It is a Saturday morning. A young man is busy commanding glue-sniffing urchins.
“You, keep away the glue and get to the pitch. The match is about to begin,” shouts Benson Abila as he advances towards some urchins.
It is December 18, 2021, barely a week to Christmas Day, and every family is concerned about providing a decent ‘Christmas’ to their loved once.
Here at the Goan Institute ground in Kisumu, Abila is rushing against time to provide an opportunity for over 200 street children to have their early Christmas, before he can join his own family.
Loud music from one corner of the ground makes it even more difficult to coordinate the kids.
But within a short time, Abila has managed to put together two soccer teams for a 30-minute aside match.
Order is restored as the street children engage in the match, albeit with little regards to the rules of the game.
Abila’s motivation
Abila has been doing this for the past few years through Homeless of Kisumu, an organization he registered to help rehabilitate street children in the city.
“I am passionate about street children because I have gone through a lot in life, and I feel what they feel,” said Abila.
Through the organization, Abila and his team helps to reunite the street families with their families, while some are placed in children homes, where they regain the opportunity to get back to school.
“Children get to the street due to different reasons, and what we do is try to provide guardianship to them, understand their issues, and find a way of getting them out of the streets,” said Abila.
On this fateful day, Abila’s team has managed to identify two children who will be taken back to school when the school reopen for 2022 session.
But it is not as easy as ABCD to have the attention of the children.
Abila begins by bonding with the street families, providing them with basic needs like food, clothing, and sometimes medication.
This then gives him the opportunity to immerse himself into the lives of the children who then open up to him on the issues facing them.
“We then get into guidance and counseling sessions, and slowly have them begin rehabilitation, and finally get out of the street to join their guardians, families and even children homes,” said Abila.
Early Christmas
On this 18th day of December, 2021, after the football match, the children retreat back to a shade under a tree where young volunteers engage them on guidance and counseling sessions.
By noon, the activities and over, and the children line up for a meal.
Through his friends, Abila has managed to mobilize for resources, and has managed to buy foodstuffs enough for all the children.
“It makes me happy when we have these kinds of engagement. I do not have a home to host them so that we have a continuous engagement, and I wish I could turn my heart into a home,” says Abila.
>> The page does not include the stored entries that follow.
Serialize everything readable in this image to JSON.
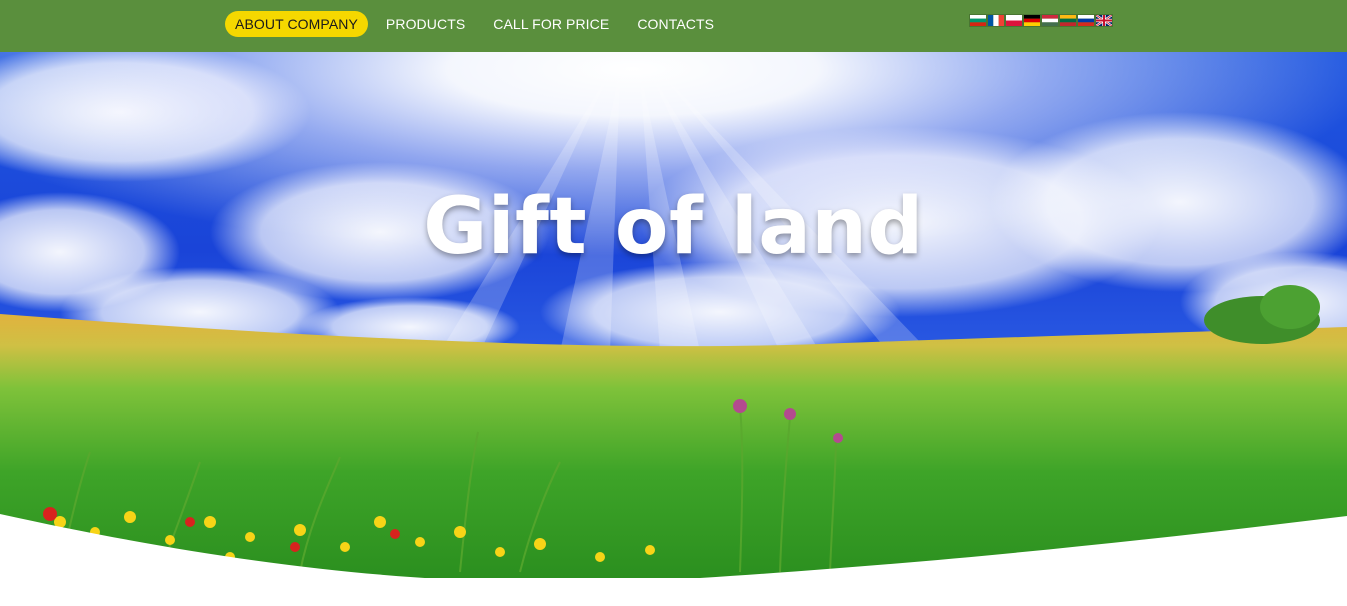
{
  "nav": {
    "items": [
      {
        "label": "ABOUT COMPANY",
        "active": true
      },
      {
        "label": "PRODUCTS",
        "active": false
      },
      {
        "label": "CALL FOR PRICE",
        "active": false
      },
      {
        "label": "CONTACTS",
        "active": false
      }
    ]
  },
  "languages": [
    {
      "code": "bg",
      "icon": "bulgaria-flag-icon"
    },
    {
      "code": "fr",
      "icon": "france-flag-icon"
    },
    {
      "code": "pl",
      "icon": "poland-flag-icon"
    },
    {
      "code": "de",
      "icon": "germany-flag-icon"
    },
    {
      "code": "hu",
      "icon": "hungary-flag-icon"
    },
    {
      "code": "lt",
      "icon": "lithuania-flag-icon"
    },
    {
      "code": "ru",
      "icon": "russia-flag-icon"
    },
    {
      "code": "en",
      "icon": "united-kingdom-flag-icon"
    }
  ],
  "hero": {
    "title": "Gift of land",
    "image": "sunny-meadow-with-wildflowers-under-blue-sky"
  },
  "colors": {
    "header_bg": "#5a8f3d",
    "active_nav_bg": "#f5d800",
    "nav_text": "#ffffff",
    "active_nav_text": "#1a1a1a"
  }
}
His heart is big enough to accommodate the children, and he has mastered most of their names, or faces.
“How do you control those coming for meals more than once?” we inquire as the service continue amid some bit of disorder.
“We know all of them, and we use their colleagues to ensure discipline as they feel they own this program,” says Abila.
Young volunteers
Margret Natasha is one of the youth volunteers at Homeless of Kisumu.
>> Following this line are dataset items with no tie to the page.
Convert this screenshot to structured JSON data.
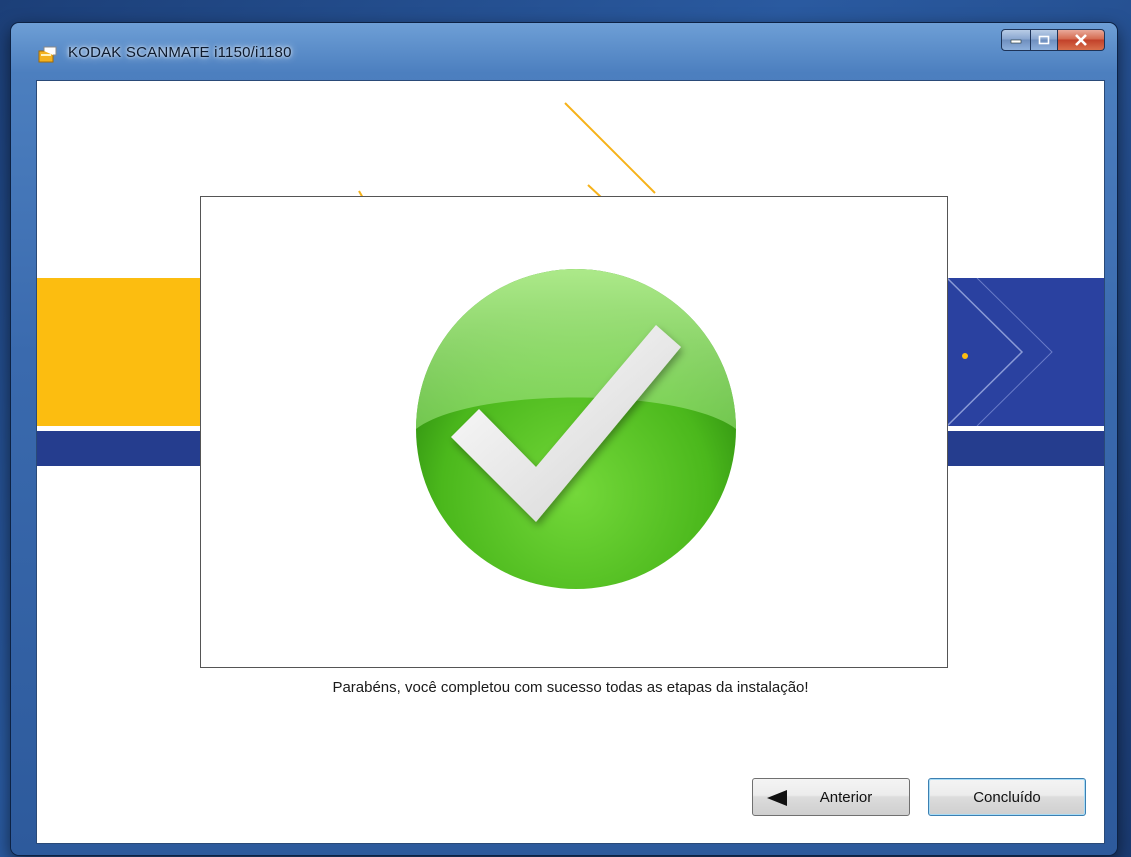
{
  "window": {
    "title": "KODAK SCANMATE i1150/i1180",
    "icon": "installer-icon"
  },
  "caption_buttons": {
    "minimize": "minimize-icon",
    "maximize": "maximize-icon",
    "close": "close-icon"
  },
  "content": {
    "status_icon": "success-checkmark-icon",
    "message": "Parabéns, você completou com sucesso todas as etapas da instalação!"
  },
  "buttons": {
    "previous_label": "Anterior",
    "previous_icon": "back-arrow-icon",
    "finish_label": "Concluído"
  },
  "colors": {
    "accent_yellow": "#fcbd10",
    "accent_blue": "#2a41a0",
    "check_green": "#4fbf1f"
  }
}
The young graduate from Maseno University’s Media and Communication Department has been here for over six months, and is slowly gaining understanding of the street life.
“At first I feared them (the street children), but I discovered that the more you accommodate them, the more you earn their trust, and they open up to you,” she says.
She however notes that there is need for the government to open up education and medical services for free for the street families.
“Sometimes they get sick, or get injured during their own fights in the street, and they go to the public hospitals and sometimes fail to get treated due to lack of money. We do not have enough money to cater for their needs, and this is the only way the government can help,” she says.
Vincent Ochieng who runs St Phillips Rehabilitation Centre in Kisumu’s Nyalenda Slums has been working closely with homeless of Kisumu in their street children rehabilitation program.
According to Mr Ochieng, the biggest challenge is always tracing the homes of the children in cases of death.
“As a street leader, all we do is try to understand the children, and get to be part of them so that they have a place to retreat to when they have challenges because not many people would want to associate with them due to numerous negative myths about them,” said Ochieng.